In her blog post Isis claims “The negative opinions about this ad that strangers feel so compelled to share solid examples of the sexism that plagues tech”. What are software engineers meant to look like? I’m sure we all have a cliché idea of what one is meant to look like and that is why the #ILookLikeAnEngineer campaign is so important. While there are have been macro advances for women in tech it’s occurrences like these that bring the topic back to reality, showing how everyday sexism occurs.
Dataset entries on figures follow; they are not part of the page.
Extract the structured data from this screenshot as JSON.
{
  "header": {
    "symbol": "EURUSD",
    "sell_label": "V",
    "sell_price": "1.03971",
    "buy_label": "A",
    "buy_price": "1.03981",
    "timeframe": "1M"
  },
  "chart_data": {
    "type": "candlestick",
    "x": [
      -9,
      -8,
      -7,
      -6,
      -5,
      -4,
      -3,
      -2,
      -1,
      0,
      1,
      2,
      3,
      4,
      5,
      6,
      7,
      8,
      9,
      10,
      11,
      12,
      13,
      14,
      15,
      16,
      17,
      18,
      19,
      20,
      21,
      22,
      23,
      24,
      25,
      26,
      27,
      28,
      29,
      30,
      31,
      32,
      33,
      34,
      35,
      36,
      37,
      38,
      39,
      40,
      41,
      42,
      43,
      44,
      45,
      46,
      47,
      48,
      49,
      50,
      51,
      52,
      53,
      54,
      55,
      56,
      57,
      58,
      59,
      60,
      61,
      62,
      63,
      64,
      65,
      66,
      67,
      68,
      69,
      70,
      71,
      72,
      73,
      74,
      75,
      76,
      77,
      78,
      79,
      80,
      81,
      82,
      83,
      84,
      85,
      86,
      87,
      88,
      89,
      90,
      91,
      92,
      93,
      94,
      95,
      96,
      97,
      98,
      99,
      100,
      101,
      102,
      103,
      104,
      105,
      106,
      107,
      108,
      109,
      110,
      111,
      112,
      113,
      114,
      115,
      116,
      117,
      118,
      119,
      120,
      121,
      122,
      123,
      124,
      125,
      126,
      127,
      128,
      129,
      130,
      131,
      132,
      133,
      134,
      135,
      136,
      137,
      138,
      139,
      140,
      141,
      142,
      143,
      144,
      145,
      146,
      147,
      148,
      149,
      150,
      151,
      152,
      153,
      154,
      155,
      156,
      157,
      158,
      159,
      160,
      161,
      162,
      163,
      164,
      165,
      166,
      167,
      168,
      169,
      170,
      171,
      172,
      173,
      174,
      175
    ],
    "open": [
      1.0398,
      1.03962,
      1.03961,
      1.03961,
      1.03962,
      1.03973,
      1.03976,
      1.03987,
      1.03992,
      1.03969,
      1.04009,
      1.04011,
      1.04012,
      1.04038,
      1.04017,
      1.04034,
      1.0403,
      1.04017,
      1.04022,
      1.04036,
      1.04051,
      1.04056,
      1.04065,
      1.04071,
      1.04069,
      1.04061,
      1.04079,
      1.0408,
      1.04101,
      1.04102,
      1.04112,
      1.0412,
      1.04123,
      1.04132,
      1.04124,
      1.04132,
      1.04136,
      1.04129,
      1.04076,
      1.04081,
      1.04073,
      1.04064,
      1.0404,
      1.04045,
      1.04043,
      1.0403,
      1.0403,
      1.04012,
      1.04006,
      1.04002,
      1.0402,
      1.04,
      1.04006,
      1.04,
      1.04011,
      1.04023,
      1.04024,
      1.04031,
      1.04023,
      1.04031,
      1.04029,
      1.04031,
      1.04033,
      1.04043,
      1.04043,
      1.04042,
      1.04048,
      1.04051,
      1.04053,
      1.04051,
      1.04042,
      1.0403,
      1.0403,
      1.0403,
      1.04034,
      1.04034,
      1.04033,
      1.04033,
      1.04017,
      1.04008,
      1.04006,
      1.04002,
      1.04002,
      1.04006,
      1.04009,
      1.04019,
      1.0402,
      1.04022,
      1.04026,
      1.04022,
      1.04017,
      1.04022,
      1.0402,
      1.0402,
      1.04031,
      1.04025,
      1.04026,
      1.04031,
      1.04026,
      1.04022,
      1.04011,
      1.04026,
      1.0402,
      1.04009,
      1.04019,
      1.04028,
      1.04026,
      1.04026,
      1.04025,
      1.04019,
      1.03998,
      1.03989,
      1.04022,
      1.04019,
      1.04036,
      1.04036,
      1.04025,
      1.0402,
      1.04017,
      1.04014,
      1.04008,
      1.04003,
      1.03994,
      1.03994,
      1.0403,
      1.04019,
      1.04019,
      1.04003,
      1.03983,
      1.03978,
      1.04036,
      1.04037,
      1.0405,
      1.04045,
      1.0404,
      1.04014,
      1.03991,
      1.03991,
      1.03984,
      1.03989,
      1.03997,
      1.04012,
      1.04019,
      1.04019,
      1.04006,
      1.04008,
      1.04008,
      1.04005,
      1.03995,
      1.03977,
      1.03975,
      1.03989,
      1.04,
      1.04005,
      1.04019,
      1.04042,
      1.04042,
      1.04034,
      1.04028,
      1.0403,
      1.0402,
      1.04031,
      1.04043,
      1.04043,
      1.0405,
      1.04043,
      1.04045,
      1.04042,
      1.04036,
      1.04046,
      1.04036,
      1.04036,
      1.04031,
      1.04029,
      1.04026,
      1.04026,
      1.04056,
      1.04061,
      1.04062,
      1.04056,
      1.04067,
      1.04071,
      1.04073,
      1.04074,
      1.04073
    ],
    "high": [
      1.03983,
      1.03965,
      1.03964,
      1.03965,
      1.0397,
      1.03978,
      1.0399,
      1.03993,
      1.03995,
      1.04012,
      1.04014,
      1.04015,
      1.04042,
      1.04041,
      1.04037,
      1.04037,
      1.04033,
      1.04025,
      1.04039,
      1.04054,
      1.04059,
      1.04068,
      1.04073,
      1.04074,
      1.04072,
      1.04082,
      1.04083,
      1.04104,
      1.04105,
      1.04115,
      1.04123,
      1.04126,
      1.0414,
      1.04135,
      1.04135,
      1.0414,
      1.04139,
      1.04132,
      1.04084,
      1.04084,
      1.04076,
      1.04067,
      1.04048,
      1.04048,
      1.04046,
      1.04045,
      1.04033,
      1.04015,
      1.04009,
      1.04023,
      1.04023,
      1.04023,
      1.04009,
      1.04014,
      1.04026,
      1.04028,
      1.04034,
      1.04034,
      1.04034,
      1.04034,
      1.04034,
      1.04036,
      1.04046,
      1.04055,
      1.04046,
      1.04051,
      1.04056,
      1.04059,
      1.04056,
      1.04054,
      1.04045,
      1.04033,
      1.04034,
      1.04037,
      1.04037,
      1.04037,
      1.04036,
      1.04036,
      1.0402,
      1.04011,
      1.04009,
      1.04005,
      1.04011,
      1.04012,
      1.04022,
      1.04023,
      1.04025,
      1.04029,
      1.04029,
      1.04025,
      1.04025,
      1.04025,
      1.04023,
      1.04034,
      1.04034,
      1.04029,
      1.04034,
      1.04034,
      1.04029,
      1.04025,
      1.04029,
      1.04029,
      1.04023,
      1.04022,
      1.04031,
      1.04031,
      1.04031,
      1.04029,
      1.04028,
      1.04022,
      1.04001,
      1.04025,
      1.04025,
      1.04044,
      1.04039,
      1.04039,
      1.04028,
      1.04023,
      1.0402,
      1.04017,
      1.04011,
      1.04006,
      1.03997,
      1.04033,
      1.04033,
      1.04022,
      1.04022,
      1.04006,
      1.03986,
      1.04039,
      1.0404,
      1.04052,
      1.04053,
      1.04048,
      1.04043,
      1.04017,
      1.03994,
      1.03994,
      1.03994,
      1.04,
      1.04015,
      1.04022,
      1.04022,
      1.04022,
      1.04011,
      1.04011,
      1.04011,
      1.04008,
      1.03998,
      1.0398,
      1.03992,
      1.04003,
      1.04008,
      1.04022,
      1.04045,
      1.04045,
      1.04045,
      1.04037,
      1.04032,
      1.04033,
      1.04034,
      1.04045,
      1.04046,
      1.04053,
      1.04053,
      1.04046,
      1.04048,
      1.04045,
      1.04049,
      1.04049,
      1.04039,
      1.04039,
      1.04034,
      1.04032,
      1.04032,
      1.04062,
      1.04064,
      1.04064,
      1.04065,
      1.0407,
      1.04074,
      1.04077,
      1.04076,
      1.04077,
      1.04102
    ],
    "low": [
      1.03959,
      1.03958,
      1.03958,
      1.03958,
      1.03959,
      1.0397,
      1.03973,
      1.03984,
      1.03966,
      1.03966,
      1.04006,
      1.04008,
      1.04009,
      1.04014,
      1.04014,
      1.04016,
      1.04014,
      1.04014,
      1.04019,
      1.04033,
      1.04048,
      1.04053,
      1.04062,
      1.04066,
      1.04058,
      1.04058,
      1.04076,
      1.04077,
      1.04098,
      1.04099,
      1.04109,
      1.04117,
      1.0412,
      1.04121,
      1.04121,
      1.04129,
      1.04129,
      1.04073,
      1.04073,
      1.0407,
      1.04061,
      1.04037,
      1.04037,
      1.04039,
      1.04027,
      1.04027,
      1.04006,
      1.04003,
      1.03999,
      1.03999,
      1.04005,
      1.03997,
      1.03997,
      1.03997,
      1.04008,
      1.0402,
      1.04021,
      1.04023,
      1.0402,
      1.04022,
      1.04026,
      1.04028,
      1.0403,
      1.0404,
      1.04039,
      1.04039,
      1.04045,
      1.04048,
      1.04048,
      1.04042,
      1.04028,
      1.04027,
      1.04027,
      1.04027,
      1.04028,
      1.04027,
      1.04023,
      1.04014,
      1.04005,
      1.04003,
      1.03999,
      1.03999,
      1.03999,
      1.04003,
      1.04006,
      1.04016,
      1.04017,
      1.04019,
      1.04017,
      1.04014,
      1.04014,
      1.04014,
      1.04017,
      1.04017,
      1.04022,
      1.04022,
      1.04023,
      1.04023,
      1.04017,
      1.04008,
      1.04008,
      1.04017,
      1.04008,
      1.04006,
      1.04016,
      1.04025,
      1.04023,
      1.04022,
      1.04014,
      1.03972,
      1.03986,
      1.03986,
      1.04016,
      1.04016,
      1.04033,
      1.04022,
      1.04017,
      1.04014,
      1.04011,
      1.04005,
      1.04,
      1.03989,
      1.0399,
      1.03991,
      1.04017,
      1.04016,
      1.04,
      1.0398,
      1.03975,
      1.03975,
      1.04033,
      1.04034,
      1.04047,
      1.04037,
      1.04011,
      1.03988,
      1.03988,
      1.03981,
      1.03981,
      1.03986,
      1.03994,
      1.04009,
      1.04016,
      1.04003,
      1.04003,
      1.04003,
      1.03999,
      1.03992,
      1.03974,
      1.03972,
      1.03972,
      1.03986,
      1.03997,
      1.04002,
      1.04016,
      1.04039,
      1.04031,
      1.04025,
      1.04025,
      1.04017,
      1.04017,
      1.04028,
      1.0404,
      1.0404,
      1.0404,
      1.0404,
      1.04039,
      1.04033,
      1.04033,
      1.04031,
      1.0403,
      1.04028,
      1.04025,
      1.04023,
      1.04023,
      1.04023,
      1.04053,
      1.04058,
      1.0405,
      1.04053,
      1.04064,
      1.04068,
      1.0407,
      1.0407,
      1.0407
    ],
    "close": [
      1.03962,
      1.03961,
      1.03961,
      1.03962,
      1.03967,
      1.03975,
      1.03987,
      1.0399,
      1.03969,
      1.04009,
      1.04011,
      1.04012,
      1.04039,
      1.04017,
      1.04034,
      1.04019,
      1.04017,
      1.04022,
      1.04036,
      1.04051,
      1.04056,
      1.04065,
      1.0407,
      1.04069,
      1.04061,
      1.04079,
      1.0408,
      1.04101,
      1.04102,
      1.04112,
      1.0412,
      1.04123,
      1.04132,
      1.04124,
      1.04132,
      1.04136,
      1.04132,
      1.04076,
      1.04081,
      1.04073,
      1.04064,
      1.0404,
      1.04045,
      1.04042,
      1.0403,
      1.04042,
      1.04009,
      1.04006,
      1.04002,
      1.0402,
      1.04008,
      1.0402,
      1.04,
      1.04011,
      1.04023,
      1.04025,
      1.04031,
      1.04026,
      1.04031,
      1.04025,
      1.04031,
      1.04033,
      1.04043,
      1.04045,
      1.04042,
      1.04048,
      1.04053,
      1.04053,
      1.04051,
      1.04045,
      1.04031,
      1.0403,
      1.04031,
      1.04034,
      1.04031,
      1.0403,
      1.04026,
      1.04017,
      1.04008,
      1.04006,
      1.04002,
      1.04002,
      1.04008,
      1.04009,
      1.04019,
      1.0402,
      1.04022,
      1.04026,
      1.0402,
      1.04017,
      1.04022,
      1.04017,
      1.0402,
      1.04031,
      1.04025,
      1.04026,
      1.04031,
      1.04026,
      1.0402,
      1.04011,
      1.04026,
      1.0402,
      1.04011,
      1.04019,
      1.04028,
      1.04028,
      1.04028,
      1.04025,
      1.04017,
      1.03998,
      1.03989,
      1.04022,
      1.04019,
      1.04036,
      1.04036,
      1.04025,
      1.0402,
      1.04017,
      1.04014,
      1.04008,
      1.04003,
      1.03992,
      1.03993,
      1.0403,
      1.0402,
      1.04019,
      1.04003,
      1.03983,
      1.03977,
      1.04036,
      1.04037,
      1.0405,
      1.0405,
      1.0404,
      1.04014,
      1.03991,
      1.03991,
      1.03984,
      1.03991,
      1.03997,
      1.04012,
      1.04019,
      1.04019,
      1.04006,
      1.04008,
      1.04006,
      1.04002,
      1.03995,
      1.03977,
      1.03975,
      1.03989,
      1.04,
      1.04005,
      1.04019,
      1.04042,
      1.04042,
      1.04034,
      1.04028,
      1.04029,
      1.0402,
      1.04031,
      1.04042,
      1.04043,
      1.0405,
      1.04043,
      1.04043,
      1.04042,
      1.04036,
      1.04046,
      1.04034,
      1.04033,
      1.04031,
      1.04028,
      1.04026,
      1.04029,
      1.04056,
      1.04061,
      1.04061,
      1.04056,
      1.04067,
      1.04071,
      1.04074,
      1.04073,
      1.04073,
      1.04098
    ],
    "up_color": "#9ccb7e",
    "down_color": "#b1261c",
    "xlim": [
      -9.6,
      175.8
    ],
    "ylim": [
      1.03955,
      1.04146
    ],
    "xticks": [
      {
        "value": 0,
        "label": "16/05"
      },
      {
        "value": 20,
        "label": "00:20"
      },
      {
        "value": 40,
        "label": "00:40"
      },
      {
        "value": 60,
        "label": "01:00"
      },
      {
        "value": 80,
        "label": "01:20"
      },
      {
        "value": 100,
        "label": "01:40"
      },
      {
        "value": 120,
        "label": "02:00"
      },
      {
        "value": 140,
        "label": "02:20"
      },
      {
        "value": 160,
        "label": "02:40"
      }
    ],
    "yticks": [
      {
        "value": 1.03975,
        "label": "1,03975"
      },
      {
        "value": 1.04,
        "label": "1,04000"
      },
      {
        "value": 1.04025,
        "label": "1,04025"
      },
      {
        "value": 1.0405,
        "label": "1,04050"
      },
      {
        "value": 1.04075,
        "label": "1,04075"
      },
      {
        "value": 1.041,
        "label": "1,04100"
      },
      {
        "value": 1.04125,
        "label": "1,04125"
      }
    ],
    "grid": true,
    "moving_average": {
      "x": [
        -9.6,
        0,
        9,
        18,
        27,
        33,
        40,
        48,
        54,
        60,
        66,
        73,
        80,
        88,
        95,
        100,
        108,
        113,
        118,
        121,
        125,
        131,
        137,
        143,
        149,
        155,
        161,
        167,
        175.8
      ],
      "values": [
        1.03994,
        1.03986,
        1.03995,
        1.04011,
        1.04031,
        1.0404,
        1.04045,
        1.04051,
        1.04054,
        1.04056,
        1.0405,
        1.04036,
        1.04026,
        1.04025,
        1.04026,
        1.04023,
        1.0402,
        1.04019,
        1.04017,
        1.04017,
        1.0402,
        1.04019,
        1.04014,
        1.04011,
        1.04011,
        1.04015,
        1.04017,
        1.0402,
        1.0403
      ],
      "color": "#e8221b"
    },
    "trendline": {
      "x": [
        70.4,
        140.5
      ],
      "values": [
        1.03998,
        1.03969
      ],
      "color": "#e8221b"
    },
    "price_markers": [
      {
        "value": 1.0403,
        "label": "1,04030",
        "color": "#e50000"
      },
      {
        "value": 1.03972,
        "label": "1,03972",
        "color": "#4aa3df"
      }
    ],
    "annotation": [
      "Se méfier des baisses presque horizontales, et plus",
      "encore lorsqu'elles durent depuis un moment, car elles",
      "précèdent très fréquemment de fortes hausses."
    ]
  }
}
There’s a rule of thumb I like to use to identify if something is sexist or not: if a man was in this position would it be a problem. If the answer is no then it’s probably sexist. In this case, if an attractive man with a “sexy smirk” (like Isis, according to one commenter) advertised a tech job I doubt anyone would bat an eyelid. Maybe I’m becoming cynical but I wouldn’t be surprised if such an advert was celebrated for breaking the mould for traditional males in technology. Perhaps that’s overzealous.

#ILookLikeAnEngineer

 

Isis continues…”Others think that this is unbelievable as to what “female engineers look like”. Newsflash: this isn’t by any means an attempt to label “what female engineers look like.” This is literally just ME, an example of ONE engineer at OneLogin. The ad is supposed to be authentic.” The great thing about #ILookLikeAnEngineer is it highlights gender and racial stereotypes, something that is sometimes overlooked in popular feminism. The hashtag has encouraged those who don’t fit the “cookie cutter mould” to illustrate the diversity in the technology industry.